Right of election

in burgage holders

Background Information

Number of voters: 69

Number of seats
2
Constituency business
County
Date Candidate Votes
13 Apr. 1754 CHAUNCY TOWNSEND
PEREGRINE BERTIE
25 Mar. 1761 CHAUNCY TOWNSEND
PEREGRINE BERTIE
21 Mar. 1768 PEREGRINE BERTIE
WILLIAM BLACKSTONE
21 Feb. 1770 CHARLES DILLON vice Blackstone, appointed to office
10 Oct. 1774 THOMAS WENMAN
NATHANIEL BAYLY
20 Mar. 1779 SAMUEL ESTWICK vice Bayly, vacated his seat
9 Sept. 1780 SAMUEL ESTWICK
JOHN WHALLEY GARDINER
29 Mar. 1783 ESTWICK re-elected after appointment to office
3 Jan. 1784 ESTWICK re-elected after appointment to office
1 Apr. 1784 SAMUEL ESTWICK
CHALONER ARCEDECKNE
3 Feb. 1786 JOHN MADOCKS vice Arcedeckne, vacated his seat
Main Article

In 1754 the Earl of Abingdon owned the majority of the burgages at Westbury, yet his hold on the borough was very tenuous. The borough was difficult to control because the right of voting lay in the lessee of the burgage, not the owner; and because the practice had been to grant long leases, which reduced Abingdon’s hold on his tenants. ‘As most of the tenants were poor, it afforded great scope for any adventurer to fight his Lordship with his own weapons by buying off his tenants.’1‘Case of the Borough of Westbury’, 1767, Bodl. Top. Wilts. c.5.
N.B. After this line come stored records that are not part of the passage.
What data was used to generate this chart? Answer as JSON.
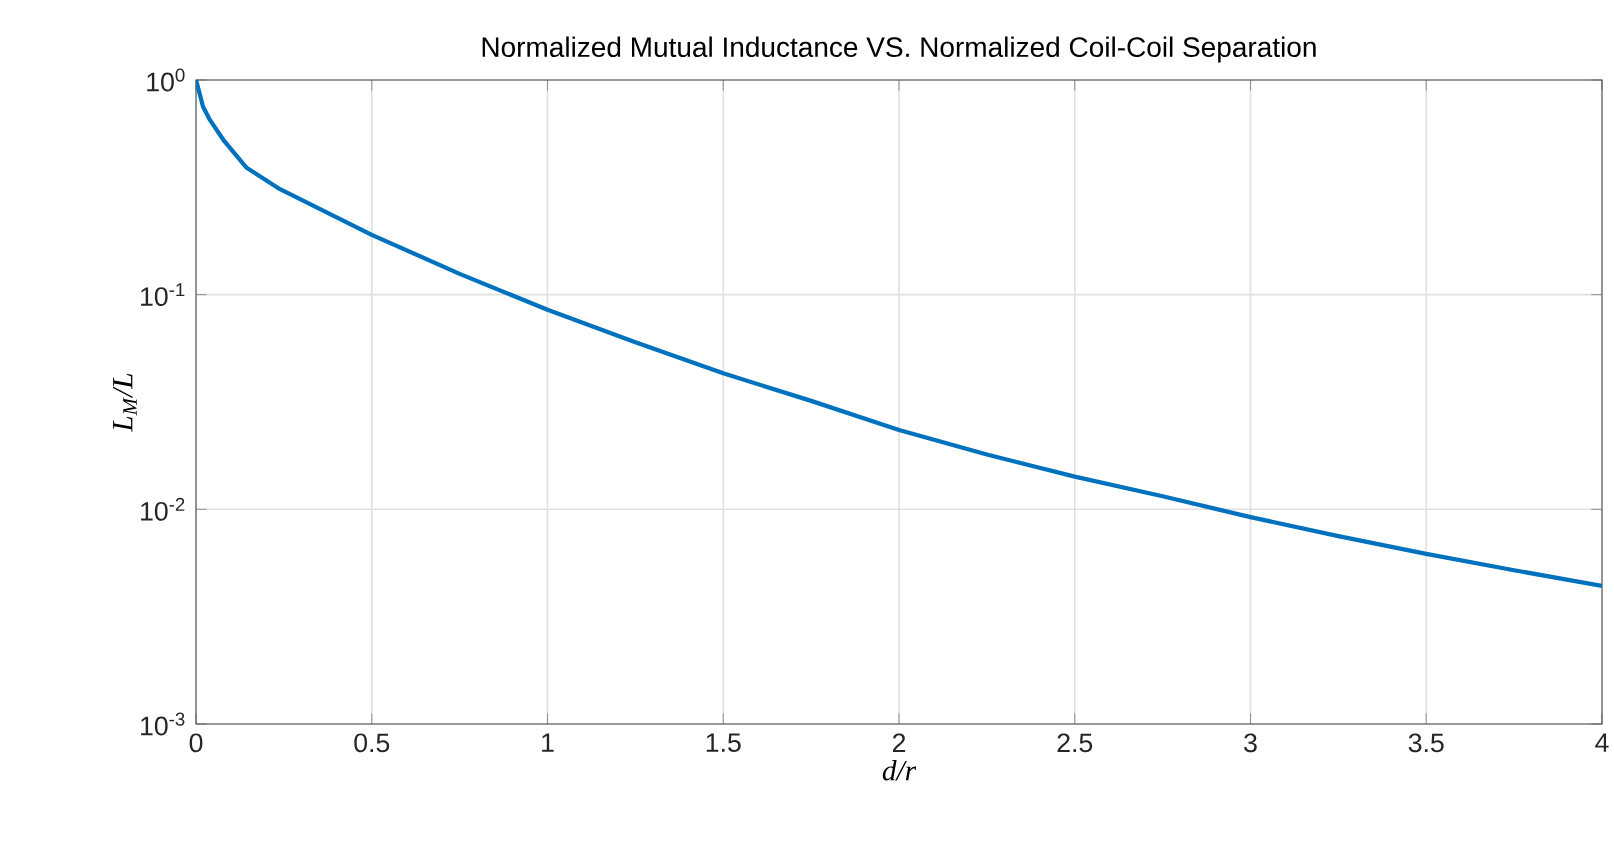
{
  "chart_data": {
    "type": "line",
    "title": "Normalized Mutual Inductance VS. Normalized Coil-Coil Separation",
    "xlabel": "d/r",
    "ylabel": "L$_{M}$/L",
    "x": [
      0,
      0.02,
      0.04,
      0.08,
      0.144,
      0.239,
      0.5,
      0.75,
      1.0,
      1.25,
      1.5,
      1.75,
      2.0,
      2.25,
      2.5,
      2.75,
      3.0,
      3.25,
      3.5,
      3.75,
      4.0
    ],
    "series": [
      {
        "color": "#0072bd",
        "values": [
          1,
          0.75,
          0.65,
          0.52,
          0.39,
          0.31,
          0.19,
          0.125,
          0.085,
          0.06,
          0.043,
          0.032,
          0.0234,
          0.018,
          0.0142,
          0.0115,
          0.0092,
          0.0075,
          0.0062,
          0.0052,
          0.0044
        ]
      }
    ],
    "log": "y",
    "grid": true,
    "xlim": [
      0,
      4
    ],
    "ylim": [
      0.001,
      1
    ],
    "xticks": [
      0,
      0.5,
      1,
      1.5,
      2,
      2.5,
      3,
      3.5,
      4
    ],
    "yticks": [
      {
        "value": 0.001,
        "label": "10$^{-3}$"
      },
      {
        "value": 0.01,
        "label": "10$^{-2}$"
      },
      {
        "value": 0.1,
        "label": "10$^{-1}$"
      },
      {
        "value": 1,
        "label": "10$^{0}$"
      }
    ],
    "line_style": "solid",
    "marker": "none"
  }
}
The sitting Members in 1754 were Peregrine Bertie and Chauncy Townsend, who had an interest at Westbury through his wife. After the hard contest of 1747 there was a disposition on both sides to compromise; and at the general elections of 1754 and 1761 Bertie and Townsend were returned unopposed.

Willoughby Bertie, who succeeded as 4th Earl of Abingdon in 1760, set out to put the borough on a new footing. In 1762 he bought Townsend’s burgages, and by 1767 owned 65 out of the 69 in the borough. Next, the corporation was re-modelled: 7 of the 13 capital burgesses were ‘relations, friends, or domestics of Lord Abingdon’, and four were ‘persons of the town nominated by and supposed to be firmly attached to his Lordship’. Lastly, the mode of granting leases was entirely changed; and a system was devised of keeping them in hand, and making faggot votes shortly before an election. By this means Abingdon secured undisputed control of the borough.

Author
Notes
  • 1. ‘Case of the Borough of Westbury’, 1767, Bodl. Top. Wilts. c.5.